Friday 28 October 2022

M is for Mail Centre

I was prompted to write this by an encounter with a customer on Wednesday who called in wanting to stop the package she had posted the previous day at the post office. She didn't like the answer I gave her and so called customer service, who told her to come back and ask again. It was something of a waste of everybody's time. I confess I don't know in detail how the mail centre functions but I know stuff goes in one end and comes out the other and goes on to its intended destination. While the vast majority of mail and parcels probably now come direct from businesses we still collect from post boxes and post offices every day and dispatch everything at the end of the day to the mail centre. It seemed impossible to find a picture of a mail centre that was busy and full of yorks, this one  looks half empty. The times I passed through Manchester mail centre when I was doing covid kit collections it was always busy and crowded. 
So this is roughly what happens when you post a letter:
A postman comes and empties the box and brings it back to their delivery office.
It is loaded with the letters from all the other boxes onto a york (big metal trolley things).
At the end of the day a lorry arrives from the mail centre and takes it away.
They are fed through a machine that reads the postcode and they are separated and dispatched to the mail centre that is appropriate for its destination.
A bigger lorry takes it to the next mail centre.
Letters are fed into sorting machines that sort them to the appropriate delivery office and walk.
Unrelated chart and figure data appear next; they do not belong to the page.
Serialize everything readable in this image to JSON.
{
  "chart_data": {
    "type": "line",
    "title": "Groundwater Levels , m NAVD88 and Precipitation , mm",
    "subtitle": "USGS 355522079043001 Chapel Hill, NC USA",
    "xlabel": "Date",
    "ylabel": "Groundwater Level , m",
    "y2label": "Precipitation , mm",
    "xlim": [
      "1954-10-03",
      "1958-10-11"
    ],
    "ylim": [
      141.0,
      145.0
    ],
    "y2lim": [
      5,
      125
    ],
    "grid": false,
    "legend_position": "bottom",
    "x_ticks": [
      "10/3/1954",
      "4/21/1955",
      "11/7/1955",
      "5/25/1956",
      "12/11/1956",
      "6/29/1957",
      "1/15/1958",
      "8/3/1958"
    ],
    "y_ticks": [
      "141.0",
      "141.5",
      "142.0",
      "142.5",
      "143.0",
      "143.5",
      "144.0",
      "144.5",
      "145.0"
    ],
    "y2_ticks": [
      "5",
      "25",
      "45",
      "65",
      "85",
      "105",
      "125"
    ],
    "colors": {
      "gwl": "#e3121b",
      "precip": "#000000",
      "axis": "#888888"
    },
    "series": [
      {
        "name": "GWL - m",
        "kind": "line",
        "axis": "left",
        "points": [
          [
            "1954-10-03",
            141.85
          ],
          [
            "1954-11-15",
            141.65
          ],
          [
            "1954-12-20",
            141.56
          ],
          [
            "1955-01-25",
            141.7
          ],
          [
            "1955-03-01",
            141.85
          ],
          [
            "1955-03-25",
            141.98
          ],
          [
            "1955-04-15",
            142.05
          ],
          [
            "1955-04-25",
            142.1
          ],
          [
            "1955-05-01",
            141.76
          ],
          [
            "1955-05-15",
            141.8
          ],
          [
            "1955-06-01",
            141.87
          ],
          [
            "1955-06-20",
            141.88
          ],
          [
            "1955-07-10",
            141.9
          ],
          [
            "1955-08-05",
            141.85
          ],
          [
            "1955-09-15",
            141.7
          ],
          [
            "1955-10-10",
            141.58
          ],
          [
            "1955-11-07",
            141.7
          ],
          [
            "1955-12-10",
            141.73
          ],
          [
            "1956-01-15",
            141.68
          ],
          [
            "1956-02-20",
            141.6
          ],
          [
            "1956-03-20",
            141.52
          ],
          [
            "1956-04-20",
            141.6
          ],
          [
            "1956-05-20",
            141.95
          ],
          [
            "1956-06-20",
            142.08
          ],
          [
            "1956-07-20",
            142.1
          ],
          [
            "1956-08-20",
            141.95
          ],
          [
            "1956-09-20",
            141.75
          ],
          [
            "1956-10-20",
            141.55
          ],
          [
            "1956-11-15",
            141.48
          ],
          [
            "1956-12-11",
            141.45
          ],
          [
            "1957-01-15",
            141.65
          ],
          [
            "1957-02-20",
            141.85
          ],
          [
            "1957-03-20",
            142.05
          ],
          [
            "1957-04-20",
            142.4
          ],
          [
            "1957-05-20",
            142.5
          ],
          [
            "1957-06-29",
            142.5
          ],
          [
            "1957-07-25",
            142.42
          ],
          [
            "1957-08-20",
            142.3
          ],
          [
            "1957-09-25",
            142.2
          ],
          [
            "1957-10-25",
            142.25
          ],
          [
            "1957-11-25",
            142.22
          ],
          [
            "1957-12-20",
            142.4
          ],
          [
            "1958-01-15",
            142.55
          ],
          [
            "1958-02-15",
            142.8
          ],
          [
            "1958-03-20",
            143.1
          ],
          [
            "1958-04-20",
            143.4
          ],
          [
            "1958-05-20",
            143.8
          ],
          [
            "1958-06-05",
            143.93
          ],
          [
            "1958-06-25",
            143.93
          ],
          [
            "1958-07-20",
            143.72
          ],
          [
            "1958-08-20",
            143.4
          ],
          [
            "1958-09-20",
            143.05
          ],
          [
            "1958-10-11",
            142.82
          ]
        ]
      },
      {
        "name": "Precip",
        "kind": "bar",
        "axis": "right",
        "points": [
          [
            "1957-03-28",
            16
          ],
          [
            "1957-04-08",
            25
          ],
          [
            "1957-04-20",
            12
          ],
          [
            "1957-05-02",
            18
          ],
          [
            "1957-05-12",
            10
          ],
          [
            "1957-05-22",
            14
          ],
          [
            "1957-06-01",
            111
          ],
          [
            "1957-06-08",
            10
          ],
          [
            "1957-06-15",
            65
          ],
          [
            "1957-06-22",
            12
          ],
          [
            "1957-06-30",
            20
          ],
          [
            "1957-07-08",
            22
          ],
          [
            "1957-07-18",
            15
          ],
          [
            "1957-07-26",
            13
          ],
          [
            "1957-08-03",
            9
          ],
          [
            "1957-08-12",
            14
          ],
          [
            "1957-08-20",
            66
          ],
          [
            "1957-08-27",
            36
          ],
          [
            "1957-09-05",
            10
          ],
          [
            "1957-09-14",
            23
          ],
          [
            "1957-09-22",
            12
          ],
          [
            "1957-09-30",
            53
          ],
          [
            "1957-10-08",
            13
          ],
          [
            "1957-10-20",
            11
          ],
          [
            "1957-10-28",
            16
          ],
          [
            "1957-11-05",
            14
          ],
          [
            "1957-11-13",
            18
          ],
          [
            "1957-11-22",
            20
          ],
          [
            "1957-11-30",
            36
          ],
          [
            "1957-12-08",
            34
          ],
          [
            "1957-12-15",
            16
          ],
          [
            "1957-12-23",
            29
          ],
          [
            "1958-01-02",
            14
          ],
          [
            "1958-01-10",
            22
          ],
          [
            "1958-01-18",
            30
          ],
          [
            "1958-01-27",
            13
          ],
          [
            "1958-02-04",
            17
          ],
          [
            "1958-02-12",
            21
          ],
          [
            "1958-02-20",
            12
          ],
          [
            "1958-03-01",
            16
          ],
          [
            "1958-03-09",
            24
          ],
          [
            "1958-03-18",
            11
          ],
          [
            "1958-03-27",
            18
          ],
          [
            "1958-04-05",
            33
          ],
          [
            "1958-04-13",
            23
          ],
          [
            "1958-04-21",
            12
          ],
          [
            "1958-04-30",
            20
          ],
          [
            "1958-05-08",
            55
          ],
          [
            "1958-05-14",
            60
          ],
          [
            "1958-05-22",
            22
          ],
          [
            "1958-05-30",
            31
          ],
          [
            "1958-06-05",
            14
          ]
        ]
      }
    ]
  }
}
Yet another machine sorts the letters (well some of them) into the right order to be delivered.
They are loaded into boxes, put back on a york and dispatched to the appropriate delivery office.
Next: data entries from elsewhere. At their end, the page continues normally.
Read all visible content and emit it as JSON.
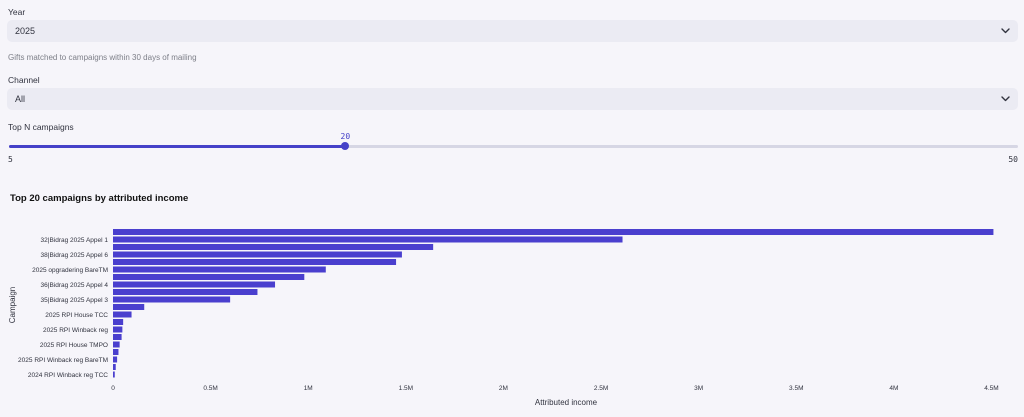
{
  "year": {
    "label": "Year",
    "value": "2025"
  },
  "caption": "Gifts matched to campaigns within 30 days of mailing",
  "channel": {
    "label": "Channel",
    "value": "All"
  },
  "top_n": {
    "label": "Top N campaigns",
    "value": 20,
    "value_text": "20",
    "min": 5,
    "min_text": "5",
    "max": 50,
    "max_text": "50"
  },
  "colors": {
    "accent": "#4541c8",
    "bar": "#4a3fce"
  },
  "chart_data": {
    "type": "bar",
    "orientation": "horizontal",
    "title": "Top 20 campaigns by attributed income",
    "xlabel": "Attributed income",
    "ylabel": "Campaign",
    "xlim": [
      0,
      4600000
    ],
    "xticks": [
      {
        "v": 0,
        "t": "0"
      },
      {
        "v": 500000,
        "t": "0.5M"
      },
      {
        "v": 1000000,
        "t": "1M"
      },
      {
        "v": 1500000,
        "t": "1.5M"
      },
      {
        "v": 2000000,
        "t": "2M"
      },
      {
        "v": 2500000,
        "t": "2.5M"
      },
      {
        "v": 3000000,
        "t": "3M"
      },
      {
        "v": 3500000,
        "t": "3.5M"
      },
      {
        "v": 4000000,
        "t": "4M"
      },
      {
        "v": 4500000,
        "t": "4.5M"
      }
    ],
    "category_labels": [
      "",
      "32|Bidrag 2025 Appel 1",
      "",
      "38|Bidrag 2025 Appel 6",
      "",
      "2025 opgradering BareTM",
      "",
      "36|Bidrag 2025 Appel 4",
      "",
      "35|Bidrag 2025 Appel 3",
      "",
      "2025 RPI House TCC",
      "",
      "2025 RPI Winback reg",
      "",
      "2025 RPI House TMPO",
      "",
      "2025 RPI Winback reg BareTM",
      "",
      "2024 RPI Winback reg TCC"
    ],
    "values": [
      4510000,
      2610000,
      1640000,
      1480000,
      1450000,
      1090000,
      980000,
      830000,
      740000,
      600000,
      160000,
      95000,
      52000,
      48000,
      44000,
      34000,
      28000,
      21000,
      14000,
      9000
    ]
  }
}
At the delivery office the posties sort the mail into their walk frames. We can't just take the box of walk-sorted mail out because only about half of the mail is sorted this way so it must still be prepped for delivery.
Then the postie bundles the letters and smaller packets up and puts them in delivery bags ready for delivery.
Once something is in the system the only place it is going is the address on the front.
So no, you can't get your packet back. I hope that clears that up.
(Disclaimer: this A to Z is not official Royal Mail advice, except by coincidence.)

Stay safe. Be kind. Get your covid booster.